As R. Levine points out in an extensive note, this reasoning is somewhat controversial because there are those who disagree with both A & B (see here). Nevertheless, R. Feinstein ruled leniently on these issues.

2. Lifnei iver only applies to objects that are primarily used for prohibitions. However, objects (such as pots and pans) that are primarily used for permitted activities but might be used for prohibited activities (such as cooking non-kosher food) do not fall under this prohibition.

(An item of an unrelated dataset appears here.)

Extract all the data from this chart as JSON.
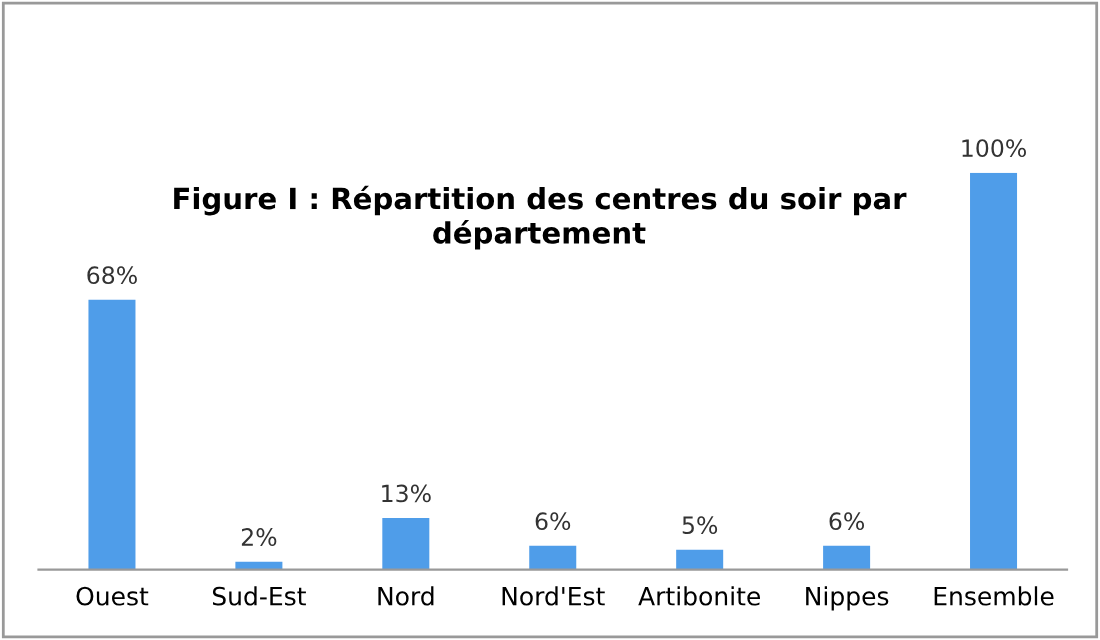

Therefore, renting a hall for a wedding and dinner that will also be used for dancing is permissible.

R. Levine proceeds to apply these two rationales to the case of the Glatt Yacht. According to the first reason, it all depends on whether someone else will create the equivalent service in the absence of the Glatt Yacht. If so, then the owners of the Glatt Yacht are allowed to provide that service. Since the closing of the Glatt Yacht, the kosher cruise industry has blossomed and I would be (pleasantly) surprised if those cruises do not allow mixed dancing. However, I do not believe that short dinner cruises around Manhattan exist. This would imply that the first rationale does not apply and the owners of the Glatt Yacht are not halakhically allowed to provide the opportunity for mixed dancing.

However, R. Moshe Feinstein's second rationale seems to apply entirely to the Glatt Yacht. The owners are providing a nice dinner on a boat. "If customers choose to use their access to the vessel to engage in social dancing, the owners would then be technically disassociated from the activity and therefore would not be regarded as abetting transgressors" (Levine, p. 51).

Therefore, R. Levine concludes, "Halakhah does not compel Glatt [Yacht] to adopt a no-dance policy."

HOWEVER, the above applies to a theoretical case that is not publicized. Once it has been made famous, as the case of the Glatt Yacht, there are other issues to consider. If rabbis were to permit the Glatt Yacht now, after the whole controversy, it would imply that mixed dancing is permissible. There is little question that such a move would be interpreted in that way by many in the Jewish community. Therefore, I would suggest that the case has changed and involved more subtle and complex issues. However, had it never made it into the newspapers then the above analysis would apply.